Maker of expensive printer ink HP reported a loss in its fiscal 2023 first quarter and CEO Enrique Lores even trotted out the old “industry-wide headwinds” cliché as the reason.
He claimed that corporate budgets were being tightened, and this was impacting large enterprise demand for the vendor.
GAAP net revenues came in at $13.8 billion, representing an 18.8 per cent slump from the $17 billion earned in Q1 2022. GAAP net earnings plunged 55 per cent to $500 million compared to the previous year’s $1.1 billion.
Lores said: “We delivered on our non-GAAP EPS target despite industry-wide headwinds, reflecting disciplined execution across our business.”
So in otherwords it was not our fault, it was the wind that did it. However, he said that HP’s Future-Ready plan was working wonders and was reducing costs while maintaining investments in long-term growth.

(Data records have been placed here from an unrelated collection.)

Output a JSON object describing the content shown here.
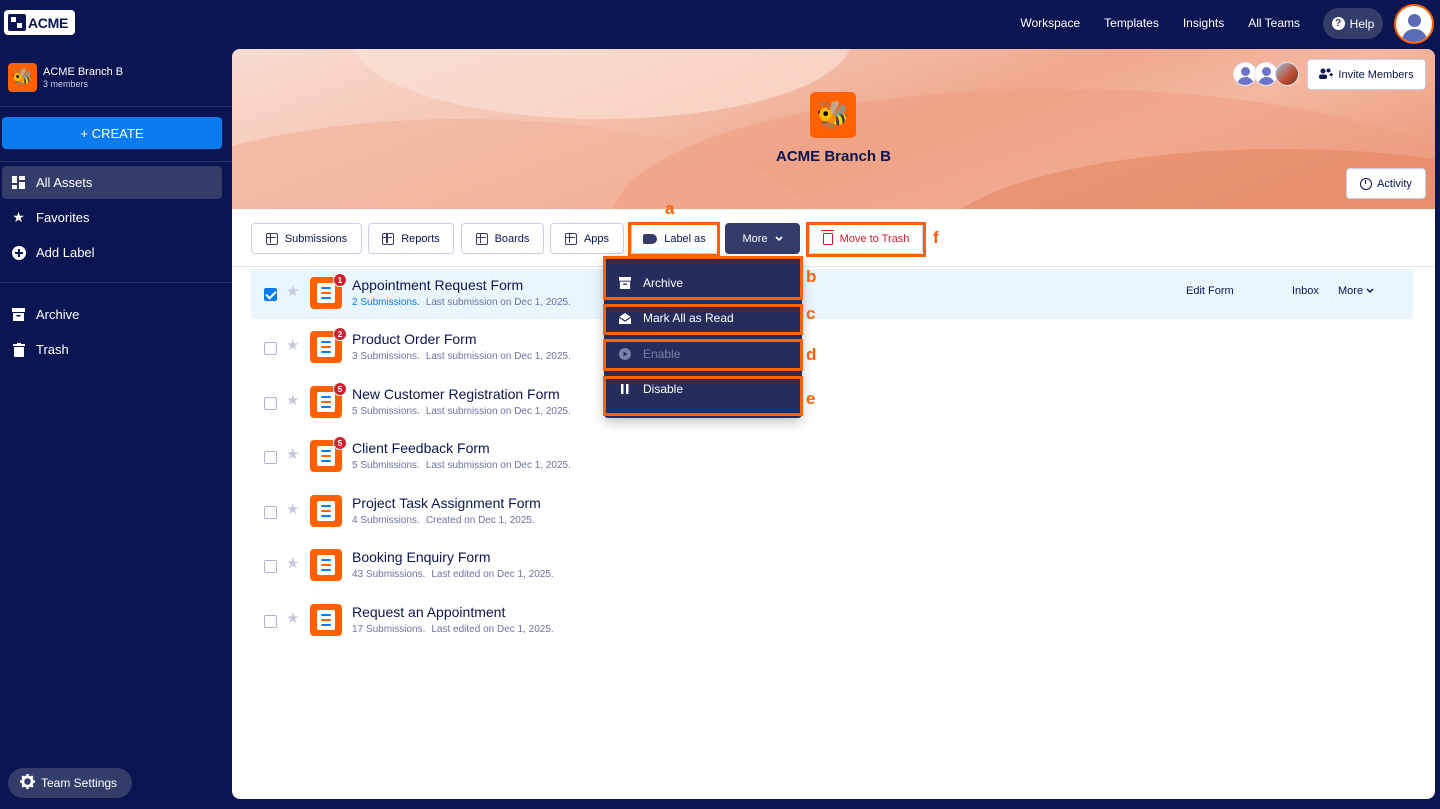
{
  "topnav": {
    "logo_text": "ACME",
    "links": [
      "Workspace",
      "Templates",
      "Insights",
      "All Teams"
    ],
    "help_label": "Help"
  },
  "sidebar": {
    "team_name": "ACME Branch B",
    "team_members": "3 members",
    "create_label": "+ CREATE",
    "items": [
      {
        "label": "All Assets",
        "icon": "grid-icon",
        "active": true
      },
      {
        "label": "Favorites",
        "icon": "star-icon"
      },
      {
        "label": "Add Label",
        "icon": "plus-circle-icon"
      },
      {
        "label": "Archive",
        "icon": "archive-icon"
      },
      {
        "label": "Trash",
        "icon": "trash-icon"
      }
    ],
    "settings_label": "Team Settings"
  },
  "banner": {
    "title": "ACME Branch B",
    "invite_label": "Invite Members",
    "activity_label": "Activity"
  },
  "toolbar": {
    "submissions": "Submissions",
    "reports": "Reports",
    "boards": "Boards",
    "apps": "Apps",
    "label_as": "Label as",
    "more": "More",
    "move_to_trash": "Move to Trash"
  },
  "dropdown": {
    "items": [
      {
        "label": "Archive",
        "icon": "archive-icon",
        "enabled": true
      },
      {
        "label": "Mark All as Read",
        "icon": "envelope-open-icon",
        "enabled": true
      },
      {
        "label": "Enable",
        "icon": "play-icon",
        "enabled": false
      },
      {
        "label": "Disable",
        "icon": "pause-icon",
        "enabled": true
      }
    ]
  },
  "annotations": [
    "a",
    "b",
    "c",
    "d",
    "e",
    "f"
  ],
  "forms": [
    {
      "title": "Appointment Request Form",
      "submissions": "2 Submissions.",
      "detail": "Last submission on Dec 1, 2025.",
      "badge": "1",
      "selected": true
    },
    {
      "title": "Product Order Form",
      "submissions": "3 Submissions.",
      "detail": "Last submission on Dec 1, 2025.",
      "badge": "2"
    },
    {
      "title": "New Customer Registration Form",
      "submissions": "5 Submissions.",
      "detail": "Last submission on Dec 1, 2025.",
      "badge": "5"
    },
    {
      "title": "Client Feedback Form",
      "submissions": "5 Submissions.",
      "detail": "Last submission on Dec 1, 2025.",
      "badge": "5"
    },
    {
      "title": "Project Task Assignment Form",
      "submissions": "4 Submissions.",
      "detail": "Created on Dec 1, 2025."
    },
    {
      "title": "Booking Enquiry Form",
      "submissions": "43 Submissions.",
      "detail": "Last edited on Dec 1, 2025."
    },
    {
      "title": "Request an Appointment",
      "submissions": "17 Submissions.",
      "detail": "Last edited on Dec 1, 2025."
    }
  ],
  "row_actions": {
    "edit": "Edit Form",
    "inbox": "Inbox",
    "more": "More"
  },
  "colors": {
    "navy": "#0a1551",
    "accent": "#ff6100",
    "blue": "#0a7cf0",
    "danger": "#d11f2e"
  }
}
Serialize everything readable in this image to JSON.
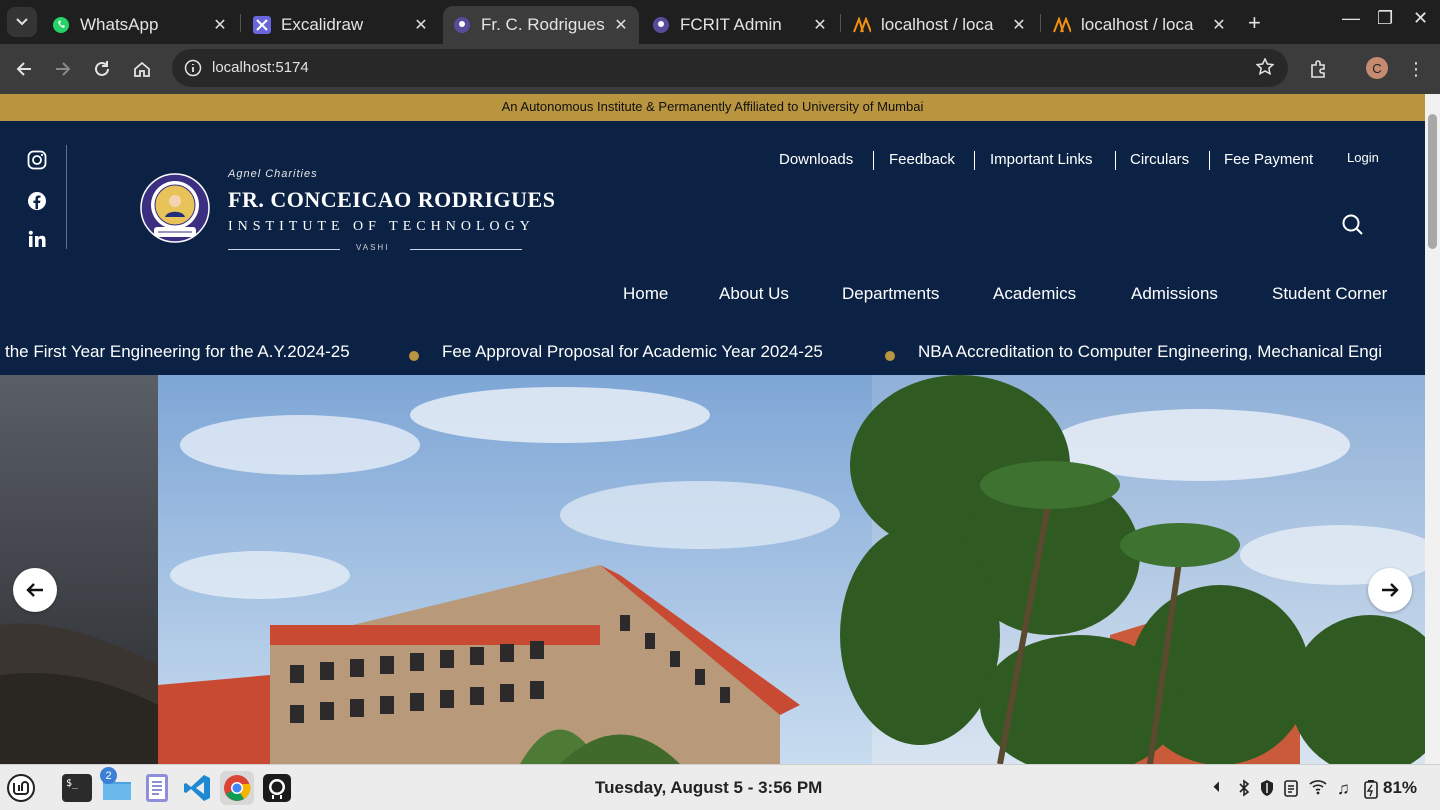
{
  "browser": {
    "tabs": [
      {
        "title": "WhatsApp",
        "icon": "whatsapp-icon",
        "active": false
      },
      {
        "title": "Excalidraw",
        "icon": "excalidraw-icon",
        "active": false
      },
      {
        "title": "Fr. C. Rodrigues",
        "icon": "fcrit-icon",
        "active": true
      },
      {
        "title": "FCRIT Admin",
        "icon": "fcrit-icon",
        "active": false
      },
      {
        "title": "localhost / loca",
        "icon": "phpmyadmin-icon",
        "active": false
      },
      {
        "title": "localhost / loca",
        "icon": "phpmyadmin-icon",
        "active": false
      }
    ],
    "url": "localhost:5174",
    "profile_initial": "C",
    "new_tab_label": "+"
  },
  "site": {
    "top_strip": "An Autonomous Institute & Permanently Affiliated to University of Mumbai",
    "brand": {
      "small": "Agnel Charities",
      "main": "FR. CONCEICAO RODRIGUES",
      "sub": "INSTITUTE OF TECHNOLOGY",
      "location": "VASHI"
    },
    "util_links": [
      "Downloads",
      "Feedback",
      "Important Links",
      "Circulars",
      "Fee Payment"
    ],
    "login": "Login",
    "nav": [
      "Home",
      "About Us",
      "Departments",
      "Academics",
      "Admissions",
      "Student Corner"
    ],
    "ticker": [
      "the First Year Engineering for the A.Y.2024-25",
      "Fee Approval Proposal for Academic Year 2024-25",
      "NBA Accreditation to Computer Engineering, Mechanical Engi"
    ],
    "colors": {
      "navy": "#0b2244",
      "gold": "#b9953f"
    }
  },
  "taskbar": {
    "clock": "Tuesday, August   5 -   3:56 PM",
    "battery": "81%",
    "files_badge": "2"
  }
}
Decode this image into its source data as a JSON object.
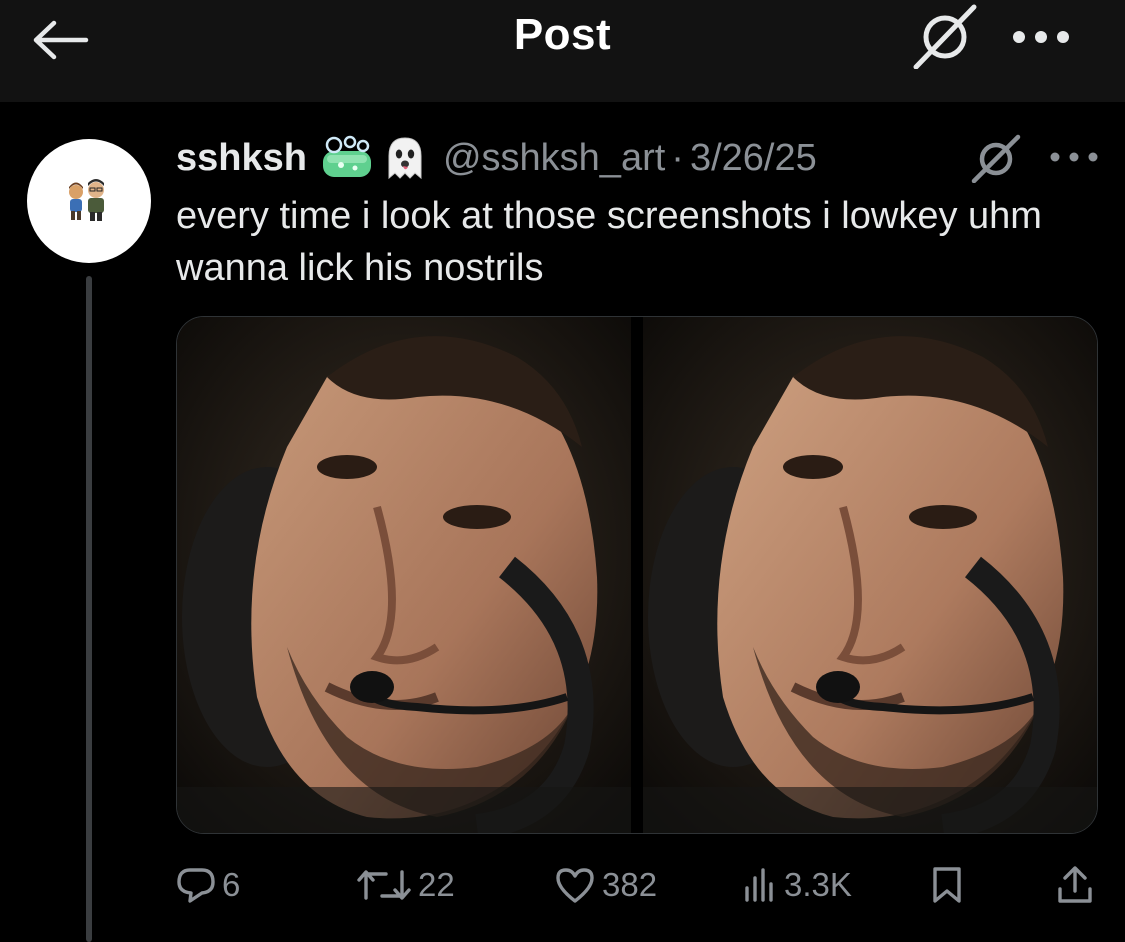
{
  "header": {
    "title": "Post",
    "back_icon": "arrow-left-icon",
    "grok_icon": "grok-icon",
    "more_icon": "more-horizontal-icon"
  },
  "tweet": {
    "display_name": "sshksh",
    "name_emojis": [
      "soap-bubbles-emoji",
      "ghost-emoji"
    ],
    "handle": "@sshksh_art",
    "separator": "·",
    "date": "3/26/25",
    "text": "every time i look at those screenshots i lowkey uhm wanna lick his nostrils",
    "media": [
      {
        "icon": "photo-man-with-headset"
      },
      {
        "icon": "photo-man-with-headset"
      }
    ]
  },
  "actions": {
    "replies": "6",
    "reposts": "22",
    "likes": "382",
    "views": "3.3K"
  },
  "colors": {
    "background": "#000000",
    "topbar": "#121212",
    "text": "#e7e9ea",
    "muted": "#8b9096",
    "thread_line": "#3a3d40"
  }
}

While HP’s Future Ready plan sounds a lot like Boris Johnson’s Oven-Ready Brexit deal it is basically a cost cutting programme for long-term sustainable growth. Of course this has meant sacking a lot of workers — between 4,000 to 6,000 people from its workforce by 2025.
In Q1 2023, Lores revealed HP delivered on its cost target for the quarter, adding it is on track to provide at least 40 per cent of its three-year savings by the end of fiscal year 2023.
HP’s said its hybrid work arm more than doubled year on year following its $3.3 billion acquisition of videoconferencing giant Poly in August.
HP’s boss said that it was doubling down on services and subscriptions as there was growing demand for new consumption models.
“We have created dedicated teams to drive greater focus on these growth opportunities,” HP’s boss said.
The vendor saw soft demand in consumer and commercial for its personal systems business, which fell 24 per cent year on year to $9.2 billion.
The group experienced pricing pressure given elevated channel inventory across the industry.